Date of Award

Spring 1-1-2010

Document Type

Thesis

Degree Name

Master of Arts (MA)

Department

Geography

First Advisor

Stefan Leyk

Second Advisor

Barbara Buttenfield

Third Advisor

John Pitlick

Abstract

A multi-scale geomorphometric landform model was created through the use of fuzzy semantic import models and fuzzy overlay to measure distribution of landforms within parcels of the Conservation Reserve Program in a portion of the Delaware River Sub-basin in Northeast Kansas. Different fuzzy logic operators (intersect, algebraic mean, and fuzzy gamma) were used to test the impact of different model mechanisms on the resulting distributions of crisp and fuzzy membership values, and classification uncertainty measured by entropy values. Across scales (900 m2 to 16,900 m2 window sizes), only one crisp class (drainages) showed an optimal scale for detection area.

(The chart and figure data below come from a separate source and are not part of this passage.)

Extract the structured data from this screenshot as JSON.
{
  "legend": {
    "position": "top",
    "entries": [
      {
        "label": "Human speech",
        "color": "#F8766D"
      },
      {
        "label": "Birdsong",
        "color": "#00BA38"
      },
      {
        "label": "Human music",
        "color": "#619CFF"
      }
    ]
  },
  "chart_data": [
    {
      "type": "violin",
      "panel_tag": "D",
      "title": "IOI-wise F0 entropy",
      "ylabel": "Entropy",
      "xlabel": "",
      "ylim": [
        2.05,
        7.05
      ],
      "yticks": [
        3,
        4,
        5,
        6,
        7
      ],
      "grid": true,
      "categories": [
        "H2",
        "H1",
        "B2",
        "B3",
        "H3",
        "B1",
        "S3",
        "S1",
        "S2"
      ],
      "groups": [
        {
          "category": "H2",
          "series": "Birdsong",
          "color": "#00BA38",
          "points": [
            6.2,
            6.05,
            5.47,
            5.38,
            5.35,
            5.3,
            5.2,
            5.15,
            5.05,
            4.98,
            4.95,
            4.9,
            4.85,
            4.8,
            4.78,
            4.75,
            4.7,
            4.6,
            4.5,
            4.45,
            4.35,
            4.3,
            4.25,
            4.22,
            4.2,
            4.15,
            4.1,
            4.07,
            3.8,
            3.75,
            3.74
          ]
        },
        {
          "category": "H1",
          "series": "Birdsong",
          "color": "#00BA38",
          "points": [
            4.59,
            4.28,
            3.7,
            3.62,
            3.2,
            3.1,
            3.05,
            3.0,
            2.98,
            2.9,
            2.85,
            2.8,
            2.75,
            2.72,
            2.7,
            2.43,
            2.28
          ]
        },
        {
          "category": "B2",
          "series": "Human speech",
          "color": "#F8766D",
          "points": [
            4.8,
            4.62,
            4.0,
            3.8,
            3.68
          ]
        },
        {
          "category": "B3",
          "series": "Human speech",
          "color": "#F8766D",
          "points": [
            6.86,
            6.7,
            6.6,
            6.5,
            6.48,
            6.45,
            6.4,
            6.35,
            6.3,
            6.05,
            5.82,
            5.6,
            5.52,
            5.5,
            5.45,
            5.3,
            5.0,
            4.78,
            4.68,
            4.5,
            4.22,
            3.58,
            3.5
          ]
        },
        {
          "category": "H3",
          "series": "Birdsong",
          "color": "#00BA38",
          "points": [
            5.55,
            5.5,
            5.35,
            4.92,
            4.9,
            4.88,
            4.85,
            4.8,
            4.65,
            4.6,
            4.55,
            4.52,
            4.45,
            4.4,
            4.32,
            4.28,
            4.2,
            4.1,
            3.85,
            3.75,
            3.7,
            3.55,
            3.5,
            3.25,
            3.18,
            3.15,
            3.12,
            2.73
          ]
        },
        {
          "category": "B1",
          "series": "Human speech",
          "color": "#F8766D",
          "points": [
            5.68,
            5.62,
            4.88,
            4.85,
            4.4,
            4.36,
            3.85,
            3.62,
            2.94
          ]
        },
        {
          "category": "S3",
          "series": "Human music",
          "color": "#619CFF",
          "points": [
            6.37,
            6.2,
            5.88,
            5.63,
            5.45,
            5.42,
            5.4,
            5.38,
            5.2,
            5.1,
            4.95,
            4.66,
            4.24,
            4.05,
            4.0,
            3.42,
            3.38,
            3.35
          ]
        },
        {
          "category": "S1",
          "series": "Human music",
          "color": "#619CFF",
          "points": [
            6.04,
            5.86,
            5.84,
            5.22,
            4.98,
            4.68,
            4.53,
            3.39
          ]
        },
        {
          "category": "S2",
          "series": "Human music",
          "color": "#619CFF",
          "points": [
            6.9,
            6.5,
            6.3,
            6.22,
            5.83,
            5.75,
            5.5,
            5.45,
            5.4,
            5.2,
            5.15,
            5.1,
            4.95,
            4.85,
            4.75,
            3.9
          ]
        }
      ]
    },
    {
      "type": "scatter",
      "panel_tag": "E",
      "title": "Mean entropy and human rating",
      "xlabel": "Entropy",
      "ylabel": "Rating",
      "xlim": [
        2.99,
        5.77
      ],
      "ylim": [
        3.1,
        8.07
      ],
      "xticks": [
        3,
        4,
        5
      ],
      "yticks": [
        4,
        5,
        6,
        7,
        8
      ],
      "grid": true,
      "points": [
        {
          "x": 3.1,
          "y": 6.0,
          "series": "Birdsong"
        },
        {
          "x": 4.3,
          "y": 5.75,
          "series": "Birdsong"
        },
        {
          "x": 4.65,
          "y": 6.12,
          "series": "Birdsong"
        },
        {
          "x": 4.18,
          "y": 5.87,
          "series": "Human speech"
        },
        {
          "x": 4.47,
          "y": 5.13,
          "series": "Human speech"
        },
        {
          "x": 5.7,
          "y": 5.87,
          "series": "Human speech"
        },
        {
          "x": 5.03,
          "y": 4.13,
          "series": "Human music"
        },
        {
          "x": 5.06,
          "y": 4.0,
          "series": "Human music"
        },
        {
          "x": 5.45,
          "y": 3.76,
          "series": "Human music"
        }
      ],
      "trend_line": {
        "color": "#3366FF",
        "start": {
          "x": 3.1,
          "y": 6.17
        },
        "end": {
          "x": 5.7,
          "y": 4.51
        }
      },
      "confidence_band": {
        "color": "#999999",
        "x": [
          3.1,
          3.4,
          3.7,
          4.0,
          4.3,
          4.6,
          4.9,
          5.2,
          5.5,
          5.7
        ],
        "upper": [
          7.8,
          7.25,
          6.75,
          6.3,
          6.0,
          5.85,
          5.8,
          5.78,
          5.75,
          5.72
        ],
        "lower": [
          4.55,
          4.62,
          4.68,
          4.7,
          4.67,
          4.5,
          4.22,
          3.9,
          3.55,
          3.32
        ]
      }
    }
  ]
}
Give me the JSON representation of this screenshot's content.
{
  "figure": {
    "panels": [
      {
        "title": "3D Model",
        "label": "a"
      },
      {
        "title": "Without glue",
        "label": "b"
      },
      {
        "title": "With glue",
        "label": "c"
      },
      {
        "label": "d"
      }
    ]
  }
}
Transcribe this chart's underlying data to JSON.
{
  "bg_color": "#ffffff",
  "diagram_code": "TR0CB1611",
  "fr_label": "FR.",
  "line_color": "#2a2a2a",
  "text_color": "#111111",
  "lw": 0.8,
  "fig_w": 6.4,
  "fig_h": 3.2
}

The statistical distribution of fuzzy membership values were significantly different between the same classes derived from different overlay operators, but this had limited impact on the agreement between crisp landforms derived from the three operators at a single scale. Within each pairing of overlay operator and scale, the landform classes backslopes and flats had the highest proportional representation of classes at most entropy levels (0.95, 0.90, 0.85, and 0.75) except for locations within the single-highest entropy level (0.99), where the class proportions were more variable. This is significant, as both of these classes were dominant at different scales (backslopes at finer scales, and flats at coarser scales) within CRP Parcels. The fuzzy and multi-scale approach provides flexibility in assessing class-level uncertainty that had been previously unaddressed in the use of geomorphometric systems for mapping, modeling, and applied management applications.